It doesn’t have its celebrity fundraisers, unlike AIDS. It hasn’t made the headlines in the way that bird flu or SARS have. It isn’t feared in the way that polio or TB are, and yet dengue fever can kill and is spreading around the world to an unprecedented degree.
The latest figures from the World Health Organization (WHO) suggest that annual transmissions of the disease may breach 390 million. This year, infections are breaking records all over Asia and Latin America — from sweeping epidemics in Nicaragua to the worse outbreaks in six years in India, 20 years in Thailand and the first homegrown case in Western Australia in seven decades. Even temperate climates are now stalking grounds for dengue-carrying mosquitoes.
Almost 3 billion people, or 40% of the world’s population, live in areas where there is a risk of dengue transmission. Previously known as breakbone fever, owning to the excruciating muscle and joint pain inflicted, dengue first came to the fore in Southeast Asia during World War II, when large numbers of troops were afflicted with it. Up until the 1960s the disease was largely controlled with DDT, which decimated mosquito populations. But the mosquitoes crept back after the chemical was banned for its severe side effects and ever since “we have seen an ever increasing march of the virus into new territories and new recipient populations,” says Paul Young, professor at the University of Queensland in Australia and president of the Australian Society for Microbiology, who has been researching dengue for almost three decades.
Mention dengue and most people will think of aches and chills. But the disease is far more dangerous than that. Dengue causes white-blood-cell counts to plummet, making the body susceptible to secondary infections; even more alarmingly, it has a similar effect to platelets, impairing blood’s ability to clot. If left untreated, and particularly on a second infection, dengue hemorrhagic fever can take hold, and patients can suffer internal bleeding, shock and death.
While malaria rates have fallen 25% worldwide since 2000 — including a 35% drop in Africa, according to the WHO — dengue is seeing a dramatic upsurge. “South America is gearing up for a huge epidemic,” says Young. Asia has been particularly hard-hit, with 51,000 dengue cases in Cambodia and Laos; 96,000 in the Philippines; 135,000 in Thailand; 18,000 in Malaysia; and 15,000 in Singapore by the start of September. The U.S. has not been spared either, with the first case in a major city in Houston and “serious levels” in Florida.
(MORE: Dengue Fever Creeps Back Into the U.S., and Climate Change Isn’t Helping)
Dengue exacts its greatest toll among young children, those with underlying health issues or those do not seek proper medical treatment. Financially — both from medical treatment and lost workdays — it costs billions of dollars globally each year. “It has been a never-ending cycle of increasing numbers,” says Young.

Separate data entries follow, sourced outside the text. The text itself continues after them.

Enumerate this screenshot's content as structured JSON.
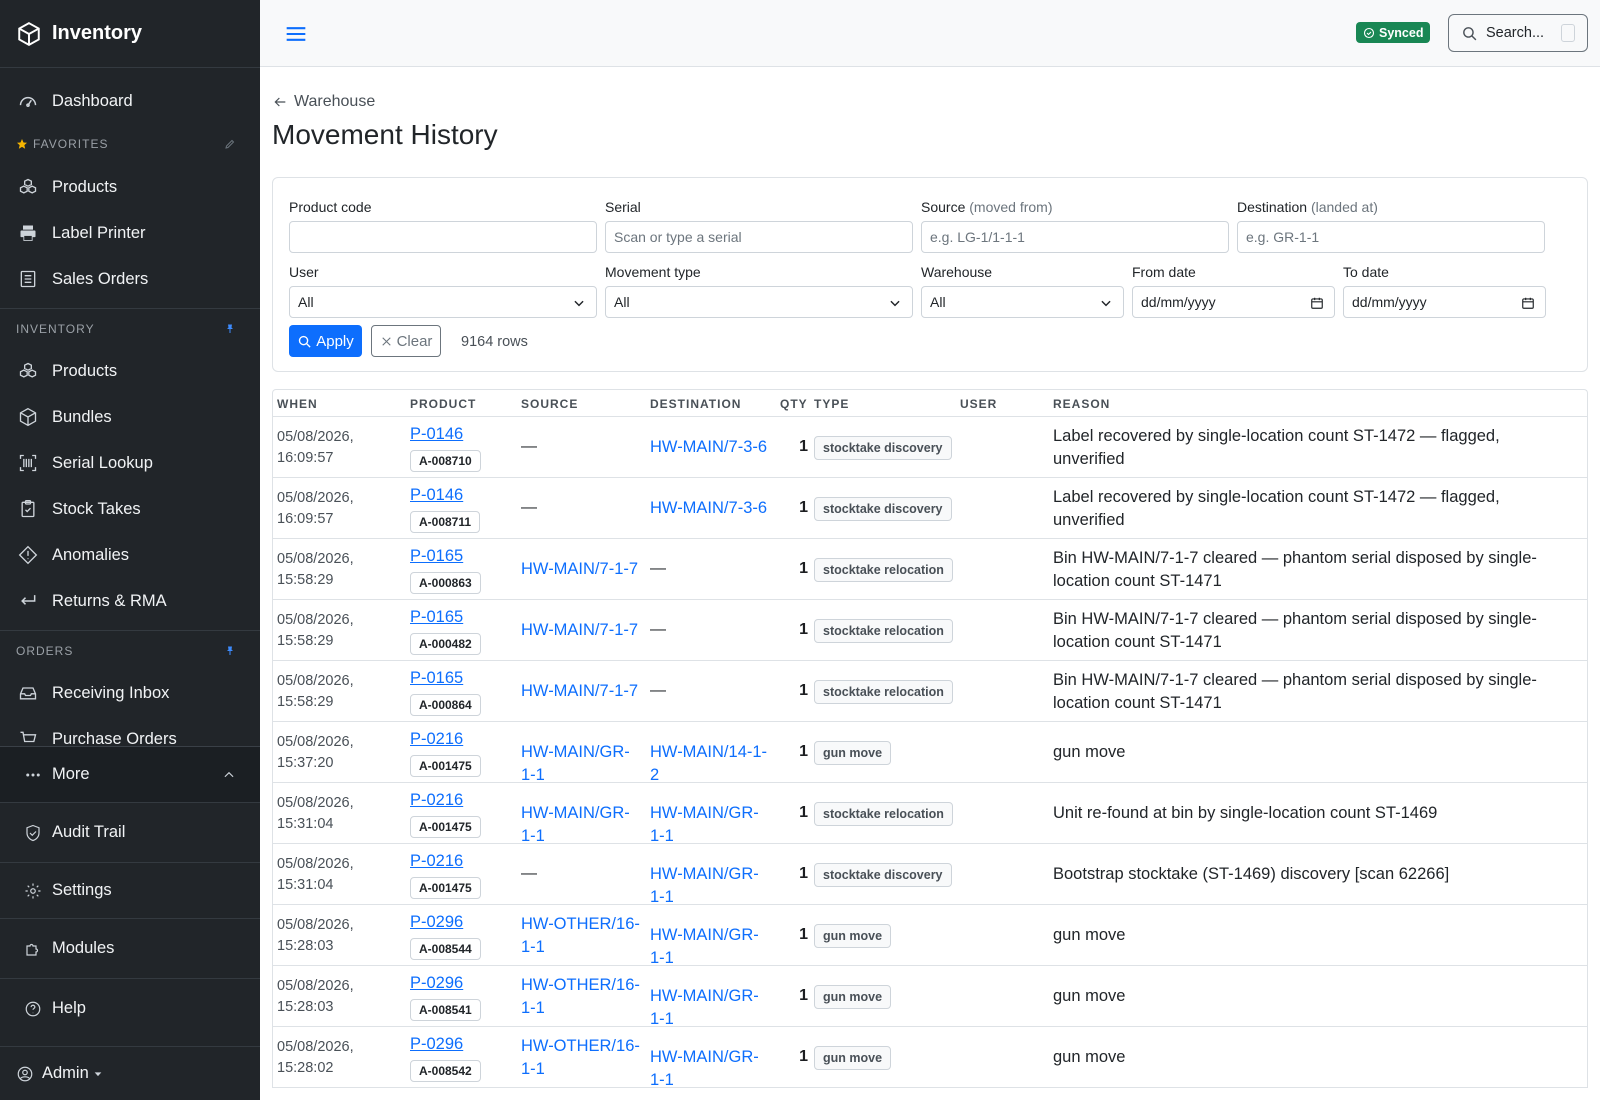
{
  "app": {
    "title": "Inventory"
  },
  "sidebar": {
    "top_items": [
      {
        "label": "Dashboard",
        "icon": "dashboard-icon"
      }
    ],
    "favorites": {
      "title": "FAVORITES",
      "items": [
        {
          "label": "Products",
          "icon": "products-icon"
        },
        {
          "label": "Label Printer",
          "icon": "printer-icon"
        },
        {
          "label": "Sales Orders",
          "icon": "sales-orders-icon"
        }
      ]
    },
    "inventory": {
      "title": "INVENTORY",
      "items": [
        {
          "label": "Products",
          "icon": "products-icon"
        },
        {
          "label": "Bundles",
          "icon": "bundle-icon"
        },
        {
          "label": "Serial Lookup",
          "icon": "barcode-icon"
        },
        {
          "label": "Stock Takes",
          "icon": "clipboard-icon"
        },
        {
          "label": "Anomalies",
          "icon": "diamond-alert-icon"
        },
        {
          "label": "Returns & RMA",
          "icon": "return-icon"
        }
      ]
    },
    "orders": {
      "title": "ORDERS",
      "items": [
        {
          "label": "Receiving Inbox",
          "icon": "inbox-icon"
        },
        {
          "label": "Purchase Orders",
          "icon": "cart-icon"
        }
      ]
    },
    "more_label": "More",
    "bottom_items": [
      {
        "label": "Audit Trail",
        "icon": "shield-icon"
      },
      {
        "label": "Settings",
        "icon": "gear-icon"
      },
      {
        "label": "Modules",
        "icon": "puzzle-icon"
      },
      {
        "label": "Help",
        "icon": "help-icon"
      }
    ],
    "user_label": "Admin"
  },
  "topbar": {
    "synced_label": "Synced",
    "search_placeholder": "Search..."
  },
  "page": {
    "back_label": "Warehouse",
    "title": "Movement History"
  },
  "filters": {
    "product_code": {
      "label": "Product code",
      "value": ""
    },
    "serial": {
      "label": "Serial",
      "placeholder": "Scan or type a serial"
    },
    "source": {
      "label": "Source",
      "hint": "(moved from)",
      "placeholder": "e.g. LG-1/1-1-1"
    },
    "destination": {
      "label": "Destination",
      "hint": "(landed at)",
      "placeholder": "e.g. GR-1-1"
    },
    "user": {
      "label": "User",
      "value": "All"
    },
    "movement_type": {
      "label": "Movement type",
      "value": "All"
    },
    "warehouse": {
      "label": "Warehouse",
      "value": "All"
    },
    "from_date": {
      "label": "From date",
      "placeholder": "dd/mm/yyyy"
    },
    "to_date": {
      "label": "To date",
      "placeholder": "dd/mm/yyyy"
    },
    "apply_label": "Apply",
    "clear_label": "Clear",
    "row_count": "9164 rows"
  },
  "table": {
    "headers": {
      "when": "WHEN",
      "product": "PRODUCT",
      "source": "SOURCE",
      "destination": "DESTINATION",
      "qty": "QTY",
      "type": "TYPE",
      "user": "USER",
      "reason": "REASON"
    },
    "rows": [
      {
        "when": "05/08/2026, 16:09:57",
        "product": "P-0146",
        "serial": "A-008710",
        "source": "—",
        "destination": "HW-MAIN/7-3-6",
        "qty": "1",
        "type": "stocktake discovery",
        "user": "",
        "reason": "Label recovered by single-location count ST-1472 — flagged, unverified"
      },
      {
        "when": "05/08/2026, 16:09:57",
        "product": "P-0146",
        "serial": "A-008711",
        "source": "—",
        "destination": "HW-MAIN/7-3-6",
        "qty": "1",
        "type": "stocktake discovery",
        "user": "",
        "reason": "Label recovered by single-location count ST-1472 — flagged, unverified"
      },
      {
        "when": "05/08/2026, 15:58:29",
        "product": "P-0165",
        "serial": "A-000863",
        "source": "HW-MAIN/7-1-7",
        "destination": "—",
        "qty": "1",
        "type": "stocktake relocation",
        "user": "",
        "reason": "Bin HW-MAIN/7-1-7 cleared — phantom serial disposed by single-location count ST-1471"
      },
      {
        "when": "05/08/2026, 15:58:29",
        "product": "P-0165",
        "serial": "A-000482",
        "source": "HW-MAIN/7-1-7",
        "destination": "—",
        "qty": "1",
        "type": "stocktake relocation",
        "user": "",
        "reason": "Bin HW-MAIN/7-1-7 cleared — phantom serial disposed by single-location count ST-1471"
      },
      {
        "when": "05/08/2026, 15:58:29",
        "product": "P-0165",
        "serial": "A-000864",
        "source": "HW-MAIN/7-1-7",
        "destination": "—",
        "qty": "1",
        "type": "stocktake relocation",
        "user": "",
        "reason": "Bin HW-MAIN/7-1-7 cleared — phantom serial disposed by single-location count ST-1471"
      },
      {
        "when": "05/08/2026, 15:37:20",
        "product": "P-0216",
        "serial": "A-001475",
        "source": "HW-MAIN/GR-1-1",
        "destination": "HW-MAIN/14-1-2",
        "qty": "1",
        "type": "gun move",
        "user": "",
        "reason": "gun move"
      },
      {
        "when": "05/08/2026, 15:31:04",
        "product": "P-0216",
        "serial": "A-001475",
        "source": "HW-MAIN/GR-1-1",
        "destination": "HW-MAIN/GR-1-1",
        "qty": "1",
        "type": "stocktake relocation",
        "user": "",
        "reason": "Unit re-found at bin by single-location count ST-1469"
      },
      {
        "when": "05/08/2026, 15:31:04",
        "product": "P-0216",
        "serial": "A-001475",
        "source": "—",
        "destination": "HW-MAIN/GR-1-1",
        "qty": "1",
        "type": "stocktake discovery",
        "user": "",
        "reason": "Bootstrap stocktake (ST-1469) discovery [scan 62266]"
      },
      {
        "when": "05/08/2026, 15:28:03",
        "product": "P-0296",
        "serial": "A-008544",
        "source": "HW-OTHER/16-1-1",
        "destination": "HW-MAIN/GR-1-1",
        "qty": "1",
        "type": "gun move",
        "user": "",
        "reason": "gun move"
      },
      {
        "when": "05/08/2026, 15:28:03",
        "product": "P-0296",
        "serial": "A-008541",
        "source": "HW-OTHER/16-1-1",
        "destination": "HW-MAIN/GR-1-1",
        "qty": "1",
        "type": "gun move",
        "user": "",
        "reason": "gun move"
      },
      {
        "when": "05/08/2026, 15:28:02",
        "product": "P-0296",
        "serial": "A-008542",
        "source": "HW-OTHER/16-1-1",
        "destination": "HW-MAIN/GR-1-1",
        "qty": "1",
        "type": "gun move",
        "user": "",
        "reason": "gun move"
      }
    ]
  }
}
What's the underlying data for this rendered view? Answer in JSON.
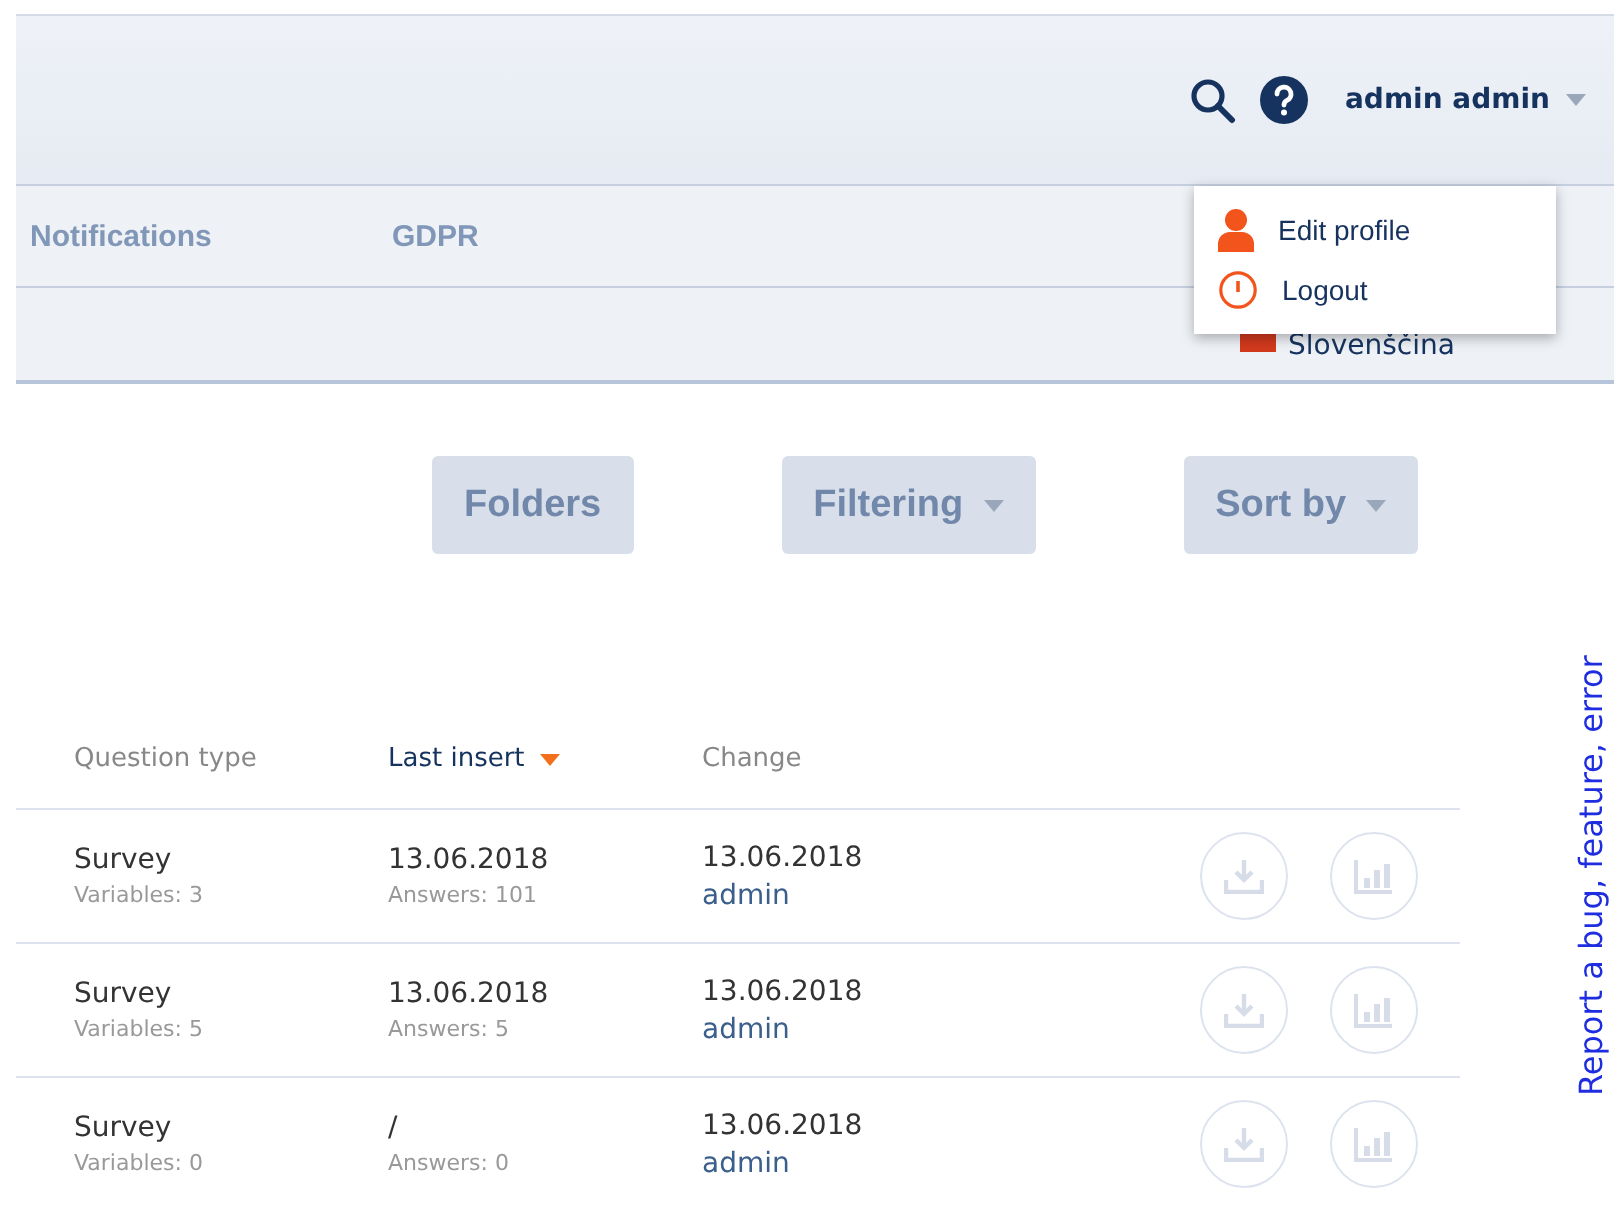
{
  "header": {
    "user": "admin admin",
    "menu": [
      {
        "kind": "profile",
        "label": "Edit profile"
      },
      {
        "kind": "logout",
        "label": "Logout"
      }
    ]
  },
  "nav": [
    "Notifications",
    "GDPR"
  ],
  "language": "Slovenščina",
  "toolbar": [
    {
      "label": "Folders",
      "dropdown": false
    },
    {
      "label": "Filtering",
      "dropdown": true
    },
    {
      "label": "Sort by",
      "dropdown": true
    }
  ],
  "table": {
    "columns": [
      {
        "label": "Question type",
        "sorted": false
      },
      {
        "label": "Last insert",
        "sorted": true
      },
      {
        "label": "Change",
        "sorted": false
      }
    ],
    "rows": [
      {
        "type": "Survey",
        "variables": "Variables: 3",
        "last_insert": "13.06.2018",
        "answers": "Answers: 101",
        "changed": "13.06.2018",
        "by": "admin"
      },
      {
        "type": "Survey",
        "variables": "Variables: 5",
        "last_insert": "13.06.2018",
        "answers": "Answers: 5",
        "changed": "13.06.2018",
        "by": "admin"
      },
      {
        "type": "Survey",
        "variables": "Variables: 0",
        "last_insert": "/",
        "answers": "Answers: 0",
        "changed": "13.06.2018",
        "by": "admin"
      }
    ]
  },
  "report_link": "Report a bug, feature, error"
}
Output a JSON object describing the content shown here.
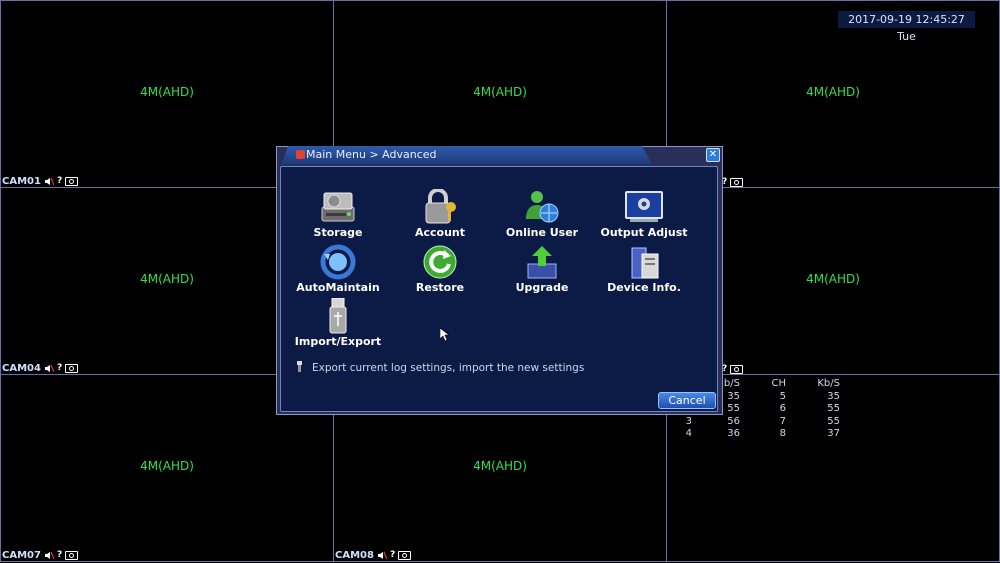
{
  "datetime": "2017-09-19 12:45:27 Tue",
  "channels": [
    {
      "label": "CAM01",
      "res": "4M(AHD)"
    },
    {
      "label": "",
      "res": "4M(AHD)"
    },
    {
      "label": "",
      "res": "4M(AHD)"
    },
    {
      "label": "CAM04",
      "res": "4M(AHD)"
    },
    {
      "label": "",
      "res": ""
    },
    {
      "label": "",
      "res": "4M(AHD)"
    },
    {
      "label": "CAM07",
      "res": "4M(AHD)"
    },
    {
      "label": "CAM08",
      "res": "4M(AHD)"
    },
    {
      "label": "",
      "res": ""
    }
  ],
  "stats": {
    "headers": [
      "",
      "b/S",
      "CH",
      "Kb/S"
    ],
    "rows": [
      [
        "",
        "35",
        "5",
        "35"
      ],
      [
        "",
        "55",
        "6",
        "55"
      ],
      [
        "3",
        "56",
        "7",
        "55"
      ],
      [
        "4",
        "36",
        "8",
        "37"
      ]
    ]
  },
  "dialog": {
    "title": "Main Menu > Advanced",
    "items": [
      {
        "label": "Storage",
        "icon": "storage-icon"
      },
      {
        "label": "Account",
        "icon": "lock-icon"
      },
      {
        "label": "Online User",
        "icon": "online-user-icon"
      },
      {
        "label": "Output Adjust",
        "icon": "monitor-gear-icon"
      },
      {
        "label": "AutoMaintain",
        "icon": "auto-maintain-icon"
      },
      {
        "label": "Restore",
        "icon": "restore-icon"
      },
      {
        "label": "Upgrade",
        "icon": "upgrade-icon"
      },
      {
        "label": "Device Info.",
        "icon": "device-info-icon"
      },
      {
        "label": "Import/Export",
        "icon": "usb-icon"
      }
    ],
    "hint": "Export current log settings, import the new settings",
    "cancel": "Cancel"
  },
  "colors": {
    "grid": "#6b6fa8",
    "res_text": "#33e04a",
    "dialog_body": "#0c1a46"
  }
}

The reason for the swell is simple: vector control. Mosquitoes have more places to breed now that chemical spraying is less effective, and population clusters give the disease areas to propagate. This now includes the temperate climates of Europe and North America. Scientists say global warming may play a part — since associated higher rainfall creates more stagnant water that in turn allows more mosquito larvae to hatch. Young says that dengue’s move “into more temperate zones” is among his greatest concerns, and adds that many major U.S. and European cities will be susceptible to dengue should the trend continue.
So what about a vaccine? Dengue has five strains (the most recent was discovered in Malaysia, although scientists are playing down the risk to humans of that strain) and while some can be vaccinated against, so far protection from all of them has proved elusive. France-based Sanofi Pasteur, the world’s largest vaccine firm, had a inoculation slated for rollout in 2015, but trials earlier this year confirmed protection from only three out of the four dangerous strains. The company still intends to mass-produce the vaccine, and stage-three trials are now under way in Asia and Latin America involving 31,000 subjects. Nonetheless, the partial protection “was a surprise and we need to think more about how dengue works and research,” Dr. Melanie Saville, Sanofi Pasteur chief medical and clinical officer for dengue, tells TIME.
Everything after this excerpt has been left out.